Strengthening your core seems to be at the root of every tummy workout to secure a nice washboard effect on your stomach. Does this really work? … Of course not!

So why don’t tons of tummy exercises give you a washboard stomach?

  1. Abs are made in the kitchen not the gym. If you train your body well in the gym and then don’t fuel it well, you will fail to get that sought-after effect.
  2. The core muscles are much weaker than their bigger brothers and sisters. They are designed to contract at lower levels, and for longer periods of time. Most of the core exercise programs out there are using big movements that create power and this is more suited to the larger torso muscles like the rectus abdominus, quadratus lumborum (lower back), latissimus dorsi and the iliopsoas (hip flexors). Instead of working on perfecting technique using your core powerhouse, you use the larger muscle groups because it is easier for your body to do so. Your body will always take the path of least resistance, but it is our job to show it how to work efficiently.

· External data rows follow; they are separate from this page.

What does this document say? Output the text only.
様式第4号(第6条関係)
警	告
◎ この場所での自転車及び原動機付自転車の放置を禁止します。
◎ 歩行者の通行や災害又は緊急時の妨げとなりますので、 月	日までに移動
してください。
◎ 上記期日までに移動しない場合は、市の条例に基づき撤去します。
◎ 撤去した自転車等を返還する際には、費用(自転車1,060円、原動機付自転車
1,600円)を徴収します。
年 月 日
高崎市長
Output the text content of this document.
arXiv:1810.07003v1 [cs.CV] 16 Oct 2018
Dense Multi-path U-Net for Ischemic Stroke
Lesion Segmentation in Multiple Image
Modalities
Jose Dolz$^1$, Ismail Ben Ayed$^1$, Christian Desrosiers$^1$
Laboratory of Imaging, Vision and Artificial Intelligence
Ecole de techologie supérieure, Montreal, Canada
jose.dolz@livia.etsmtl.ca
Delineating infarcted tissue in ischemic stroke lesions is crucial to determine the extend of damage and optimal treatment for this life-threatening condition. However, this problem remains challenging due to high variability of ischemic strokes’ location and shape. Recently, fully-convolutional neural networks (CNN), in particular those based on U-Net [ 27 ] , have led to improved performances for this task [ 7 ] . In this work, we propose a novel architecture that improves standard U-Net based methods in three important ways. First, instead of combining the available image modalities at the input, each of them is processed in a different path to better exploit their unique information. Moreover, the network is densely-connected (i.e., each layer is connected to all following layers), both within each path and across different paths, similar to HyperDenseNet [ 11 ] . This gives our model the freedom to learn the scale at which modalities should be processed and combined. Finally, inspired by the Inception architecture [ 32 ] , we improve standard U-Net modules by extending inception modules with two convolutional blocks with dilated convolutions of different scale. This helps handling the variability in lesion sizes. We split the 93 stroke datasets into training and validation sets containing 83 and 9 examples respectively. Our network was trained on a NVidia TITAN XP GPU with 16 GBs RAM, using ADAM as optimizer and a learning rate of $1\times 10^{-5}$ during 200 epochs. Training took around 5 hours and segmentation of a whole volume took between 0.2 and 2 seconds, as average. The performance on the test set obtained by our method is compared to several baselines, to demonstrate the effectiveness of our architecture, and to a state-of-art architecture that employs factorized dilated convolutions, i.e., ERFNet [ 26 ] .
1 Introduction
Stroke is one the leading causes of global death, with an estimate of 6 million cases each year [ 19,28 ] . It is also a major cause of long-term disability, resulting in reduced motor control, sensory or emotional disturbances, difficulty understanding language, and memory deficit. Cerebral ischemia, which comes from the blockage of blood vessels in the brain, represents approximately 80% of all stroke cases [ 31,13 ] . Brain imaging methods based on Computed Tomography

Through our Pilates classes or a 1-2-1 rehab session with Kirsty we use slow, precise and controlled exercises that target your core powerhouse, you can create a solid foundation to train your outer layer of muscles on. In addition to the training aspect, you create a set of muscles that can support you perfectly as you bend and twist your back!

More about the Core Muscles

Having core muscles that function effectively and are strong enough for the activity you place upon them is very important for movement, stability and protection. The ‘core’ is made up of a powerhouse of muscles with a floor, walls, roof and an internal perimeter. These muscles are:

Floor – Pelvic floor muscles

Walls – Internal Obliques to the side and Multifidus to the rear.

Roof – Diaphragm

Perimeter – Transverse Abdominus

All these muscles make up the Core of our torso and help to support our central skeleton (spine, ribs and pelvis) at the deepest level as they all connect to it directly. These muscles together create a corset type effect when contracted together to maintain stable torso movements which keeps the spine safe. In doing this, it also creates more efficient movements from the global muscles (the powerful muscles in the body like the quads, traps, glutes etc.)


To train your core, you need to change your mindset. Your focus should be very different from other abdominal training as it is more complex due to the principles that you need to have on point every session. Using your breathing is key to help and control every movement at every stage. Strength builds naturally using these processes so that you progress when your body is ready. There is no fast track, but with a core that functions well, you will reap the benefits in more ways than one!